Monday, May 9, 2011

Chocolate Cutout Cookies

Sometimes your nephew requests you make cookies with him... again. He crumples up the shapes he cuts as he hands them to you to place on the pan, making each and every one beyond crippled in appearance. After cutting out less than a dozen cookies, he's ready to move onto another activity (he's 2 1/2). That leaves you to finish cutting out the cookies that he requested. You don't mind. He's just too cute to argue, and when he says, "Auntie, wanna make cookies," you will always say yes, even if it means in the end you will be making them alone :)

These cookies had a lovely texture.
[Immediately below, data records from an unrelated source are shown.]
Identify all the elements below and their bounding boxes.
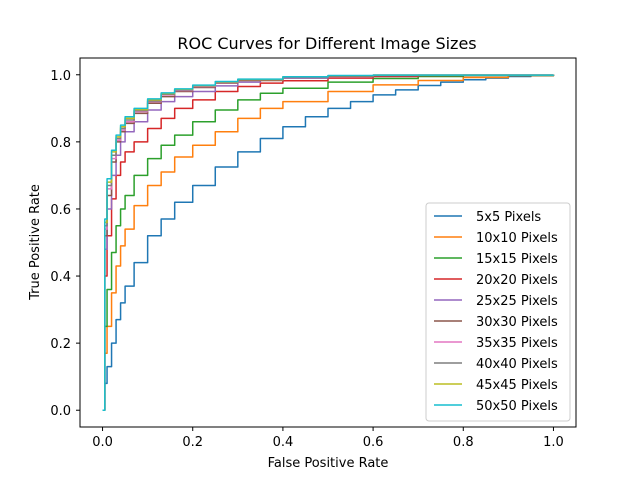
- plot-lines: [102, 74, 555, 411]
- x-tick-label: 0.2: [182, 435, 203, 450]
- legend-label: 45x45 Pixels: [476, 378, 558, 393]
- x-tick-label: 0.4: [273, 435, 294, 450]
- y-axis-ticks: 0.0 0.2 0.4 0.6 0.8 1.0: [50, 69, 80, 419]
- legend-label: 15x15 Pixels: [476, 252, 558, 267]
- series-line-4: [102, 74, 555, 411]
- x-tick-label: 1.0: [543, 435, 564, 450]
- x-axis-ticks: 0.0 0.2 0.4 0.6 0.8 1.0: [92, 427, 564, 450]
- y-axis-label: True Positive Rate: [28, 184, 43, 301]
- legend-label: 35x35 Pixels: [476, 336, 558, 351]
- legend-label: 10x10 Pixels: [476, 231, 558, 246]
- series-line-1: [102, 74, 555, 411]
- y-tick-label: 0.6: [50, 203, 71, 218]
- series-line-3: [102, 74, 555, 411]
- plot-frame: [79, 57, 577, 428]
- x-tick-label: 0.0: [92, 435, 113, 450]
- y-tick-label: 0.4: [50, 270, 71, 285]
- x-tick-label: 0.8: [453, 435, 474, 450]
- legend: 5x5 Pixels 10x10 Pixels 15x15 Pixels 20x20 …: [425, 202, 571, 422]
- x-axis-label: False Positive Rate: [268, 456, 389, 471]
- legend-label: 30x30 Pixels: [476, 315, 558, 330]
- legend-label: 20x20 Pixels: [476, 273, 558, 288]
- x-tick-label: 0.6: [363, 435, 384, 450]
- y-tick-label: 0.0: [50, 404, 71, 419]
- series-line-2: [102, 74, 555, 411]
- y-tick-label: 0.2: [50, 337, 71, 352]
- legend-label: 25x25 Pixels: [476, 294, 558, 309]
- y-tick-label: 0.8: [50, 136, 71, 151]
- legend-label: 5x5 Pixels: [476, 210, 541, 225]
- series-line-10: [102, 74, 555, 411]
- legend-label: 50x50 Pixels: [476, 399, 558, 414]
- chart-title: ROC Curves for Different Image Sizes: [177, 34, 476, 53]
- legend-label: 40x40 Pixels: [476, 357, 558, 372]
- y-tick-label: 1.0: [50, 69, 71, 84]
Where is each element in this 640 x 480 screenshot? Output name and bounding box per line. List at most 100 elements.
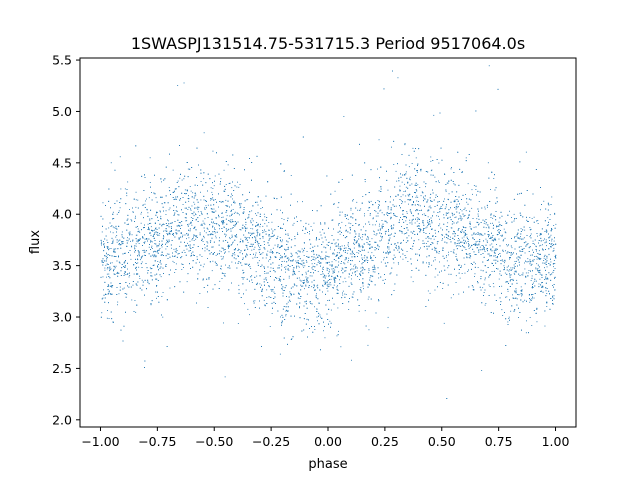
data-point <box>429 205 431 207</box>
data-point <box>235 223 237 225</box>
data-point <box>201 224 203 226</box>
data-point <box>524 299 526 301</box>
data-point <box>119 202 121 203</box>
data-point <box>416 217 418 219</box>
data-point <box>120 275 122 276</box>
data-point <box>203 235 205 237</box>
data-point <box>554 277 555 279</box>
data-point <box>364 310 366 312</box>
data-point <box>276 209 278 211</box>
data-point <box>297 256 299 258</box>
data-point <box>368 268 370 270</box>
data-point <box>366 238 367 240</box>
data-point <box>529 227 531 228</box>
data-point <box>485 227 487 229</box>
data-point <box>132 239 134 241</box>
data-point <box>102 264 104 266</box>
data-point <box>115 265 117 267</box>
data-point <box>254 246 256 248</box>
data-point <box>282 308 284 310</box>
data-point <box>265 219 267 221</box>
data-point <box>224 185 226 187</box>
data-point <box>460 232 462 233</box>
data-point <box>173 262 175 263</box>
data-point <box>327 262 328 264</box>
data-point <box>387 262 389 264</box>
data-point <box>254 288 256 290</box>
data-point <box>375 312 377 314</box>
data-point <box>545 239 547 241</box>
data-point <box>287 257 289 259</box>
data-point <box>529 301 531 303</box>
data-point <box>382 223 384 225</box>
data-point <box>322 267 323 269</box>
data-point <box>545 290 547 292</box>
data-point <box>496 268 497 269</box>
data-point <box>467 239 469 241</box>
data-point <box>520 236 521 238</box>
data-point <box>395 205 397 207</box>
data-point <box>219 280 221 282</box>
data-point <box>189 240 191 242</box>
data-point <box>270 267 272 269</box>
data-point <box>529 217 531 218</box>
data-point <box>465 253 467 254</box>
data-point <box>255 271 257 273</box>
data-point <box>505 318 507 320</box>
data-point <box>182 197 184 198</box>
data-point <box>333 271 335 273</box>
data-point <box>204 247 206 249</box>
data-point <box>541 274 543 276</box>
data-point <box>135 311 137 313</box>
data-point <box>220 268 221 269</box>
data-point <box>193 240 195 241</box>
data-point <box>121 234 123 236</box>
data-point <box>201 256 203 257</box>
data-point <box>254 256 256 258</box>
data-point <box>191 224 193 226</box>
data-point <box>154 240 156 241</box>
data-point <box>240 238 242 240</box>
data-point <box>257 229 259 231</box>
data-point <box>279 237 281 238</box>
data-point <box>548 290 550 292</box>
data-point <box>264 223 266 225</box>
data-point <box>327 273 329 274</box>
data-point <box>526 190 528 191</box>
data-point <box>183 267 184 268</box>
data-point <box>418 223 420 224</box>
data-point <box>432 235 434 236</box>
data-point <box>252 228 254 230</box>
data-point <box>297 201 298 203</box>
data-point <box>538 283 540 285</box>
data-point <box>332 272 334 274</box>
data-point <box>211 191 213 193</box>
data-point <box>311 250 312 252</box>
data-point <box>468 257 470 259</box>
data-point <box>263 278 265 280</box>
data-point <box>360 273 361 275</box>
data-point <box>126 293 128 295</box>
data-point <box>286 240 288 242</box>
data-point <box>333 239 335 241</box>
data-point <box>511 217 512 218</box>
data-point <box>213 221 214 223</box>
data-point <box>214 261 216 263</box>
data-point <box>484 206 486 208</box>
data-point <box>435 247 437 249</box>
data-point <box>404 144 406 146</box>
data-point <box>108 318 110 319</box>
data-point <box>234 224 236 226</box>
data-point <box>538 250 540 252</box>
data-point <box>112 285 114 286</box>
data-point <box>441 208 443 209</box>
data-point <box>144 234 145 236</box>
data-point <box>231 187 233 189</box>
data-point <box>512 294 513 296</box>
data-point <box>467 238 468 239</box>
data-point <box>212 182 213 184</box>
data-point <box>175 263 177 265</box>
data-point <box>429 292 431 294</box>
data-point <box>475 189 477 190</box>
data-point <box>299 279 301 281</box>
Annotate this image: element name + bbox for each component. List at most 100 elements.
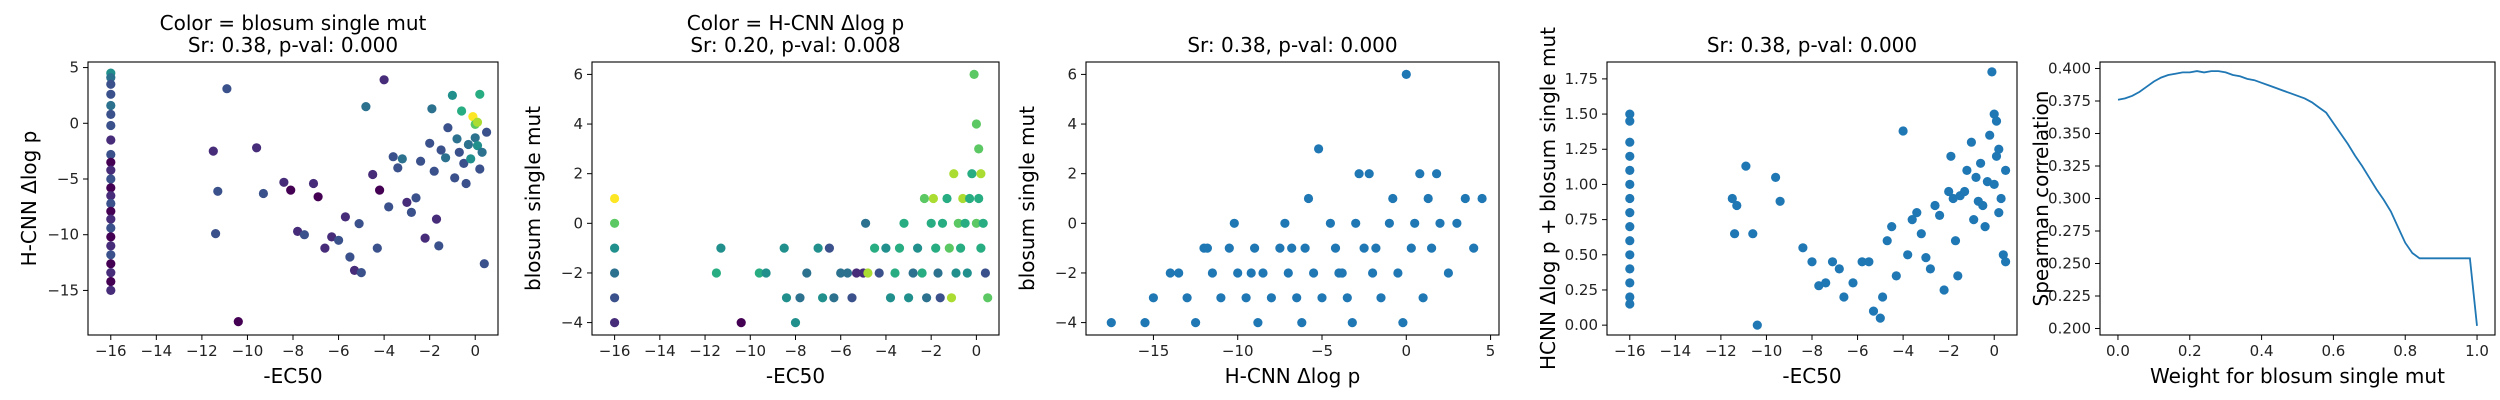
x-axis-label: -EC50 xyxy=(1782,364,1841,388)
scatter-point xyxy=(482,127,492,137)
scatter-point xyxy=(106,157,116,167)
scatter-point xyxy=(610,268,620,278)
x-tick-label: −4 xyxy=(373,342,395,360)
scatter-point xyxy=(258,188,268,199)
scatter-point xyxy=(233,317,243,327)
scatter-point xyxy=(252,143,262,153)
scatter-point xyxy=(208,146,218,156)
scatter-point xyxy=(976,243,986,253)
scatter-point xyxy=(1978,200,1988,211)
scatter-point xyxy=(211,229,221,239)
x-tick-label: −10 xyxy=(734,342,766,360)
scatter-point xyxy=(944,243,954,253)
scatter-point xyxy=(863,268,873,278)
scatter-point xyxy=(1976,158,1986,168)
scatter-point xyxy=(1287,243,1297,253)
scatter-point xyxy=(1625,137,1635,147)
axes-frame xyxy=(87,61,499,336)
scatter-point xyxy=(1229,218,1239,228)
scatter-point xyxy=(361,102,371,112)
scatter-point xyxy=(861,218,871,228)
scatter-point xyxy=(1393,268,1403,278)
y-tick-label: 0.00 xyxy=(1565,316,1598,334)
x-tick-label: −6 xyxy=(830,342,852,360)
scatter-point xyxy=(894,243,905,253)
y-tick-label: −10 xyxy=(47,226,79,244)
scatter-point xyxy=(340,212,350,222)
chart-title-line: Sr: 0.38, p-val: 0.000 xyxy=(1707,33,1917,57)
scatter-point xyxy=(1625,208,1635,218)
scatter-point xyxy=(885,293,896,303)
scatter-point xyxy=(1423,193,1433,204)
scatter-point xyxy=(106,135,116,145)
scatter-point xyxy=(1912,208,1922,218)
scatter-point xyxy=(1368,268,1378,278)
scatter-point xyxy=(1891,271,1901,281)
scatter-point xyxy=(951,268,961,278)
scatter-point xyxy=(1950,236,1961,246)
x-tick-label: 0 xyxy=(1402,342,1412,360)
x-tick-label: −12 xyxy=(186,342,218,360)
scatter-point xyxy=(946,293,957,303)
scatter-point xyxy=(106,276,116,287)
scatter-point xyxy=(106,149,116,160)
scatter-point xyxy=(1207,268,1217,278)
y-tick-label: −4 xyxy=(1055,314,1077,332)
scatter-point xyxy=(1469,243,1479,253)
scatter-point xyxy=(795,293,805,303)
scatter-point xyxy=(477,147,487,157)
x-tick-label: −16 xyxy=(1614,342,1646,360)
scatter-point xyxy=(1330,243,1341,253)
scatter-point xyxy=(106,174,116,184)
x-tick-label: 0.6 xyxy=(2321,342,2345,360)
scatter-point xyxy=(1741,161,1751,171)
scatter-point xyxy=(279,177,289,187)
x-tick-label: −10 xyxy=(232,342,264,360)
scatter-point xyxy=(818,293,828,303)
scatter-point xyxy=(106,79,116,89)
y-axis-label: blosum single mut xyxy=(1015,106,1039,291)
scatter-point xyxy=(1994,144,2004,154)
scatter-point xyxy=(441,153,451,163)
scatter-point xyxy=(1174,268,1184,278)
scatter-point xyxy=(1477,193,1487,204)
scatter-point xyxy=(1921,253,1931,263)
scatter-point xyxy=(829,293,839,303)
scatter-point xyxy=(1985,130,1995,140)
y-tick-label: 1.25 xyxy=(1565,140,1598,158)
x-tick-label: −14 xyxy=(1660,342,1692,360)
scatter-point xyxy=(472,141,483,151)
scatter-point xyxy=(457,106,467,116)
scatter-point xyxy=(1807,257,1817,267)
scatter-point xyxy=(356,268,366,278)
scatter-point xyxy=(1732,200,1742,211)
scatter-point xyxy=(1898,126,1908,136)
scatter-point xyxy=(1216,293,1226,303)
scatter-point xyxy=(610,193,620,204)
scatter-point xyxy=(106,223,116,233)
scatter-point xyxy=(1771,172,1781,182)
y-tick-label: 2 xyxy=(1067,165,1077,183)
scatter-point xyxy=(1202,243,1212,253)
y-tick-label: 0.400 xyxy=(2048,60,2091,78)
scatter-point xyxy=(1948,193,1958,204)
scatter-point xyxy=(397,154,407,164)
x-tick-label: −8 xyxy=(784,342,806,360)
scatter-point xyxy=(106,109,116,119)
x-tick-label: 5 xyxy=(1486,342,1496,360)
chart-title-line: Sr: 0.38, p-val: 0.000 xyxy=(1187,33,1397,57)
scatter-point xyxy=(1460,193,1470,204)
scatter-point xyxy=(345,252,355,262)
y-tick-label: 4 xyxy=(1067,115,1077,133)
scatter-point xyxy=(1980,222,1990,232)
scatter-point xyxy=(1864,257,1874,267)
scatter-point xyxy=(949,169,959,179)
scatter-point xyxy=(1882,236,1892,246)
scatter-point xyxy=(899,218,909,228)
x-tick-label: 0 xyxy=(470,342,480,360)
scatter-point xyxy=(1998,250,2008,260)
y-axis-label: blosum single mut xyxy=(521,106,545,291)
scatter-point xyxy=(1839,292,1849,302)
scatter-point xyxy=(1253,318,1263,328)
scatter-point xyxy=(790,318,801,328)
They were firm and held their shape well, but still had a soft/chewy texture toward the center. Also, the minor addition of ground cinnamon adds a lovely background spice note that makes these more sophisticated than simple chocolate cookies. To date, I have made 12 different cookie recipes from Martha Stewart's Cookies, and have shared a handful of them on Mission: Food (I hope she doesn't sue me). I can't express how much I love this cookbook. Every cookie I have made from it has yielded phenomenal results. If you're ever looking for a great cookie cookbook, you will not find one better than this. I simply must give credit where credit is due :)

Chocolate Cutout Cookies
Makes 3 to 4 dozen
(Adapted from Martha Stewart’s Cookies)

1 1/2 cups all-purpose flour, plus more for dusting
1/2 cup + 2 T. unsweetened cocoa powder*
1/4 tsp. baking soda
1/8 tsp. salt
1/4 tsp. ground cinnamon
3/4 cup (1 1/2 sticks) unsalted butter, room temperature
1 1/2 cups sifted confectioners' sugar
1 egg, lightly beaten
1/2 tsp. vanilla extract

Sift flour, cocoa, baking soda, salt, and cinnamon into a medium bowl.

Cream butter and confectioners' sugar together in an electric mixer fitted with the paddle attachment until pale and fluffy, about 3 minutes. Mix in eggs and vanilla, lower the speed, and gradually add in the flour mixture. Dump the dough onto a large piece of plastic wrap, flatten it out into a 1/2-inch to 1-inch thick disk (it will chill better this way), wrap it and refrigerate for 1 hour to overnight.

On a lightly floured work surface, roll dough out to 1/8-inch thick. If the dough is soft, transfer to parchment-lined baking sheet and chill in freezer for 15 minutes.

Preheat oven to 350 degrees F. Working quickly, use a 3-inch cookie cutter to cut out shapes from dough. Reroll and cut scraps until all the dough is used. Transfer shapes to parchment paper-lined baking sheets and chill in freezer for 15 minutes.

Bake cookies until the tops and edges are dry and somewhat crisp, about 8 to 9 minutes (they will harden more as they cool). Cool completely on sheets on wire racks. Cookies can be stored between layers of parchment in an airtight container at room temperature up to 1 week.

*The recipe originally calls for the equivalent amount of Dutch-Processed Cocoa Powder (or Alkalized Unsweetened Cocoa Powder).  It's treated with an alkali to neutralize its acids, so it does not react with baking soda. I adapted the recipe to use Regular Unsweetened Cocoa Powder (such as Hershey's) which I feel more people have on hand. The color of the cocoa powder here is lighter, whereas Dutch-Processed Cocoa is a deeper brown and yields darker cookies. If making this recipe with Dutch-Processed Cocoa, use the same amounts of cocoa called for in the recipe above, but omit the 1/4 teaspoon baking soda.